Update: the root of your problem seems to be that you are running an ext4 filesystem with journaling disabled - has_journal is missing from the Filesystem features list. Just shut down all services, check if anything still has open files using lsof +f -- /, remount your root partition read-only with mount -o remount,ro /, enable the journal with tune2fs -O has_journal /dev/sda1 and set up the "ordered" journal mode as the default mount option using tune2fs -o journal_data_ordered /dev/sda1 - you will have to re-run fsck (preferably from a rescue system) and remount root / reboot after this operation.

With these settings in place, the metadata is guaranteed to be recoverable from the journal even in the event of a sudden power failure. The actual data is also consistently written to disk, although you may see data of several seconds before the power outage lost on bootup.
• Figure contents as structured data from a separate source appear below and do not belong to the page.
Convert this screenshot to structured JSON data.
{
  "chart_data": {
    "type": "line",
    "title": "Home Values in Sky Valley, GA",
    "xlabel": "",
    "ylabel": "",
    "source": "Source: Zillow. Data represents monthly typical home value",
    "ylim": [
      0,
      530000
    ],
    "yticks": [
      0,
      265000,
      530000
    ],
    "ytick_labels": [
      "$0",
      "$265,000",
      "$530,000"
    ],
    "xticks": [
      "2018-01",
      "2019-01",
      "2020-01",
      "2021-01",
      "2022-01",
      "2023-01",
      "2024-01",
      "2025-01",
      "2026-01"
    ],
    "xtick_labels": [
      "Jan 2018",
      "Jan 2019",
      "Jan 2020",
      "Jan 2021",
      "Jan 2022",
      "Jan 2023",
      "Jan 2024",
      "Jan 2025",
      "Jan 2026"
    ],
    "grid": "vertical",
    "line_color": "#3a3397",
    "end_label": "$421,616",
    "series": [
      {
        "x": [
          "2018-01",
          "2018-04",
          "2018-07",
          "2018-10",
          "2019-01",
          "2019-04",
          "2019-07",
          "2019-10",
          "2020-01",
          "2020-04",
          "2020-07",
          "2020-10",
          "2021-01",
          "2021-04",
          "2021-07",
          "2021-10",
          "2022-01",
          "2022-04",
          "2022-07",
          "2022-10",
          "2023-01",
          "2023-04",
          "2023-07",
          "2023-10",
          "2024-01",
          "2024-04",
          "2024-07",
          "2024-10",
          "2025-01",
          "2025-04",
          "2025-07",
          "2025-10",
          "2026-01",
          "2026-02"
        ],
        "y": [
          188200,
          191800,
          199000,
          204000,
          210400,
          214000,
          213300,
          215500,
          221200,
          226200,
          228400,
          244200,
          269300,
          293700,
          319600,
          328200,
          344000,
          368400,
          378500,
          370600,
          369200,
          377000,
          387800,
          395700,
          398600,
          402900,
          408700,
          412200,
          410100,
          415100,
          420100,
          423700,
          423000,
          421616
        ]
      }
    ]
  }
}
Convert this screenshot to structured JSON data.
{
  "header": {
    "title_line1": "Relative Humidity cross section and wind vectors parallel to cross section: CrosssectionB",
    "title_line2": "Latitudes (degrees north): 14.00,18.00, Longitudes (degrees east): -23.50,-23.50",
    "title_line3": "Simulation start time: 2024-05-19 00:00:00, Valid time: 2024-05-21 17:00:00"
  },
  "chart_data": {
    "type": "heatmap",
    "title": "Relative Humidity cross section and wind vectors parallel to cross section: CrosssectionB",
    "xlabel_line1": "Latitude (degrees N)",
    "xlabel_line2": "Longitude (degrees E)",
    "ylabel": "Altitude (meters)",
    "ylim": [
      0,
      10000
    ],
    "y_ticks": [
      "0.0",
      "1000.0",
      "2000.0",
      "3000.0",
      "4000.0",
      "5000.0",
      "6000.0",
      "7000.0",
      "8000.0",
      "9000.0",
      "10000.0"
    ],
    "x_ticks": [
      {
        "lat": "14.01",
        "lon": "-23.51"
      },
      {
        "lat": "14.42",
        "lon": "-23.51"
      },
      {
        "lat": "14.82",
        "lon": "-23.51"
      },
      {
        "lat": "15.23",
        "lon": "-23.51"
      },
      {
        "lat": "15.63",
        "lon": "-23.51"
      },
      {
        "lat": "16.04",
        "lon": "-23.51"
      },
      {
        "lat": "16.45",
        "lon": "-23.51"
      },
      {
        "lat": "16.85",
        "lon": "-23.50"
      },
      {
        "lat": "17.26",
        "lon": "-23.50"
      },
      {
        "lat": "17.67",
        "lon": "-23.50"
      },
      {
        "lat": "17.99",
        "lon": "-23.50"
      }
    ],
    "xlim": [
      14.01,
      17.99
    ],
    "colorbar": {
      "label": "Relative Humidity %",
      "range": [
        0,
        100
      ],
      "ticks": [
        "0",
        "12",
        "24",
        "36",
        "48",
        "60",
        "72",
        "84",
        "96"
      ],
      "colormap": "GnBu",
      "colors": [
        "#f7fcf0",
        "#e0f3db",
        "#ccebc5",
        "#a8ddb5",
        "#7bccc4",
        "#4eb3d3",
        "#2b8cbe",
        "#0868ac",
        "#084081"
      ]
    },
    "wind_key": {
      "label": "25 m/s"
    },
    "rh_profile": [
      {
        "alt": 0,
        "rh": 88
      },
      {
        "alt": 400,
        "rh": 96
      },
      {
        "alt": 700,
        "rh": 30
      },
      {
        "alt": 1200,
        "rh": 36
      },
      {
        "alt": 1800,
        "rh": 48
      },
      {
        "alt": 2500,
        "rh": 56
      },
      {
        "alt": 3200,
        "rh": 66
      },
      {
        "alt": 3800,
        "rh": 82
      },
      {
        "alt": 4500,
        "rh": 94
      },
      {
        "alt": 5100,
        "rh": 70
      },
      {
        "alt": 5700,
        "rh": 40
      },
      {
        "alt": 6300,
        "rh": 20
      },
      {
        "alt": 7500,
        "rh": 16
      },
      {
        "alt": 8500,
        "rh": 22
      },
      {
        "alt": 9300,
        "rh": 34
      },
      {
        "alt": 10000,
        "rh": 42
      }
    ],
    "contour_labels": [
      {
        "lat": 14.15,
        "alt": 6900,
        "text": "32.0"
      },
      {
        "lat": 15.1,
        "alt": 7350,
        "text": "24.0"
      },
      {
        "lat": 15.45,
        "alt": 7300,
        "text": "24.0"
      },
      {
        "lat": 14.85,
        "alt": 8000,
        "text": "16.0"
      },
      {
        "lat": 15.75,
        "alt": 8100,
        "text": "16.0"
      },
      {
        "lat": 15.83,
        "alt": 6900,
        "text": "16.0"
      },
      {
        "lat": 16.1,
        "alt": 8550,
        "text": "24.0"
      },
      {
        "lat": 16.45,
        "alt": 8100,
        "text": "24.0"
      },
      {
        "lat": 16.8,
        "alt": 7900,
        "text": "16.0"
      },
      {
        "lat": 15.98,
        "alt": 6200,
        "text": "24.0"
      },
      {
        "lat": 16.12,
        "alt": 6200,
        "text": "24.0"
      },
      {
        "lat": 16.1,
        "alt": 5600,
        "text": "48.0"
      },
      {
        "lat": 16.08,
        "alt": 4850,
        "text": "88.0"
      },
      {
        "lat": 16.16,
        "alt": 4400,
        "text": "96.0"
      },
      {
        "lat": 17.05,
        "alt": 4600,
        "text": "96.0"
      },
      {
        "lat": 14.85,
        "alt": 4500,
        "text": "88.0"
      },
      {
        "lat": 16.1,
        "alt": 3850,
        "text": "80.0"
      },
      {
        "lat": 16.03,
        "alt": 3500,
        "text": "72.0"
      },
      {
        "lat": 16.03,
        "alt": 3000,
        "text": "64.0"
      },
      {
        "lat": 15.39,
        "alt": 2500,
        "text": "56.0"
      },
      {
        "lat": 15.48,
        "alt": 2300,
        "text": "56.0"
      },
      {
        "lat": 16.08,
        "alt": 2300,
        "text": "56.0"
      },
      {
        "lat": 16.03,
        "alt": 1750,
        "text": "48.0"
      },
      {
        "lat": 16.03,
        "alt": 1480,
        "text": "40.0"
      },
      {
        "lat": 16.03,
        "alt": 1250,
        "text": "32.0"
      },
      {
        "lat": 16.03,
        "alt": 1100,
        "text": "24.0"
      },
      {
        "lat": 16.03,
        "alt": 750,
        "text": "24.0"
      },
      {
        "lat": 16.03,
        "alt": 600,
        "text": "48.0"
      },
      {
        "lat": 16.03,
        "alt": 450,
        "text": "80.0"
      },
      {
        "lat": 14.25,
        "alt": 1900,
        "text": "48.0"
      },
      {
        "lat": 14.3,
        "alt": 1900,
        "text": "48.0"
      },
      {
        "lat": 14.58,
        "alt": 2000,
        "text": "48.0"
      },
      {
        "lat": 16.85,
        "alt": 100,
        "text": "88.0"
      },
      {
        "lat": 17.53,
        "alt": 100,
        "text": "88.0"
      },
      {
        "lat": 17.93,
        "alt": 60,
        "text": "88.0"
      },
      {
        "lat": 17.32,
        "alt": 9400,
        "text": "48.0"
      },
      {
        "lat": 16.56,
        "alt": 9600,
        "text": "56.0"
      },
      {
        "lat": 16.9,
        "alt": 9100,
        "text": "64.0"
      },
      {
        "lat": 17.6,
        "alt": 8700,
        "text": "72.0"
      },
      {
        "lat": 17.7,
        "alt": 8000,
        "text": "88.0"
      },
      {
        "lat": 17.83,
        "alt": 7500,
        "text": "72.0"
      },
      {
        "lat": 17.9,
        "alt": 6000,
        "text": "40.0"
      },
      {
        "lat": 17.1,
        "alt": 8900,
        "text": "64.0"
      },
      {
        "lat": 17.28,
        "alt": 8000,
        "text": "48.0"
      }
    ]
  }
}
If this is not acceptable, you might consider using the tune2fs -o journal_data /dev/sda1 mount option with your filesystem - this would include all data written to disk in the journal - this obviously would give you better data consistency but at the cost of a performance penalty and a higher wear level on your SSD.


The write cache suggestion is a good start but this sounds like an architectural design flaw. On an embedded system the internal flash should probably NOT be mounted R/W except in rare circumstances. You should really be doing most of the work in a memory filesystem and syncing changes back to the RW flash upon some user command or regular interval. It is really uncommon for an embedded system to use a regular filesystem (like ext4) in rw mode during normal operation. If there is some application requirement where you need lots of storage space you should consider having your system partition be different and designing it such that the data partition can be fsck -y'ed as part of startup.

If you need some starting points I would look at how people setup Diskless Linux systems:

http://frank.harvard.edu/~coldwell/diskless/

and start from there. The general idea is that your system binaries and data can be mounted read-only so your filesystem won't be corrupted. However you need to be able to write to certain areas, so you need something to usually memory filesystem /tmp, /var/tmp. Even if certain things need to be writable you just create a script to mount the partition as r+w and then commit the changes, then go back to read-only.

A really great example of this is the Cyclades hardware, its embedded linux and whenever you make configuration changes you have to execute a save script which actually rebundles the configs and writes them out to the flash.